La redazione di The Next Web ha contattato l’ UE e tutti sono d’ accordo sul fatto che ci si doveva aspettare – ma non è probabile che migliori le relazioni di Google con l’Europa.

“Credo che il fatto che si rivolgano in tribunale non possa migliorare l’ atmosfera con la Commissione, ma è assolutamente normale che lo facciano”, ha dichiarato Andreas Schwab, membro del Parlamento europeo.
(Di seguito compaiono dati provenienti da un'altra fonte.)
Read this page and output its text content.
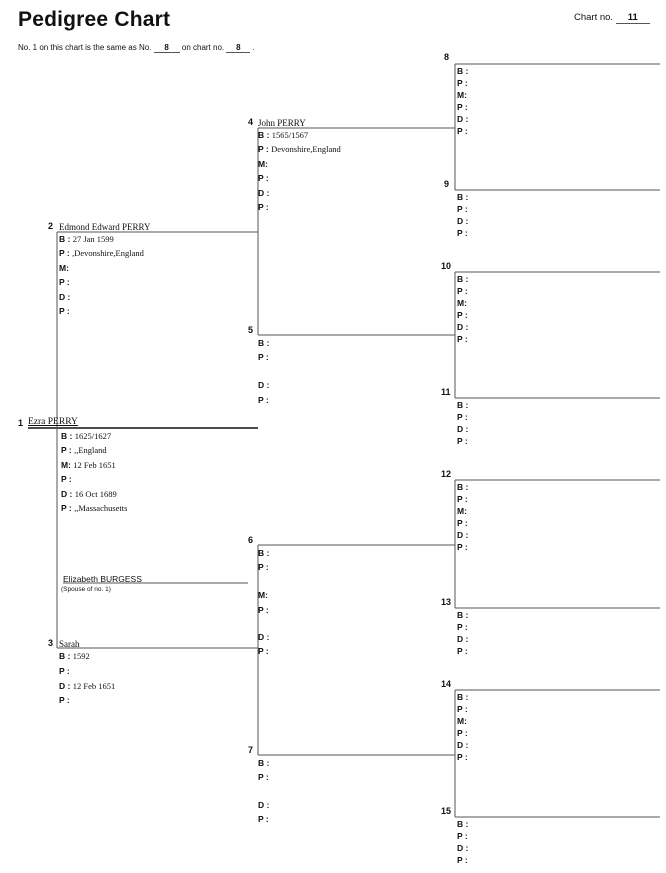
Pedigree Chart	Chart no. 11
No. 1 on this chart is the same as No. 8 on chart no. 8 .
1 Ezra PERRY
B : 1625/1627
P : ,,England
M: 12 Feb 1651
P :
D : 16 Oct 1689
P : ,,Massachusetts
Elizabeth BURGESS
(Spouse of no. 1)
2 Edmond Edward PERRY
B : 27 Jan 1599
P : ,Devonshire,England
M:
P :
D :
P :
3 Sarah
B : 1592
P :
D : 12 Feb 1651
P :
4 John PERRY
B : 1565/1567
P : Devonshire,England
M:
P :
D :
P :
5
B :
P :
D :
P :
6
B :
P :
M:
P :
D :
P :
7
B :
P :
D :
P :
8
B :
P :
M:
P :
D :
P :
9
B :
P :
D :
P :
10
B :
P :
M:
P :
D :
P :
11
B :
P :
D :
P :
12
B :
P :
M:
P :
D :
P :
13
B :
P :
D :
P :
14
B :
P :
M:
P :
D :
P :
15
B :
P :
D :
P :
Umberto Gambini – relatore per la relazione annuale della Commissione sulla concorrenza impegnato sul caso antitrust di Google dal 2012 – ha invece concordato sul fatto che l’appello di Google è ovviamente in corso, ma non vuole speculare troppo sulla sentenza della Corte di giustizia delle Comunità europee, affermando inoltre che è importante notare che ci sono molti fattori che devono essere presi in considerazione quando si speculano su possibili decisioni.

Ad esempio, c’è un altro caso importante contro Google attualmente in corso per quanto riguarda Android e AdSense. Ciò è comprensibile, ma è improbabile che ulteriori risultati nelle cause della Commissione contro Google siano favorevoli per il gigante tecnologico americano.

Nel frattempo, almeno una cosa è chiara secondo Gambini: “La multa rimarrà e aumenterà se i rimedi di Google non saranno soddisfacenti e non ripristineranno i principi di non discriminazione”.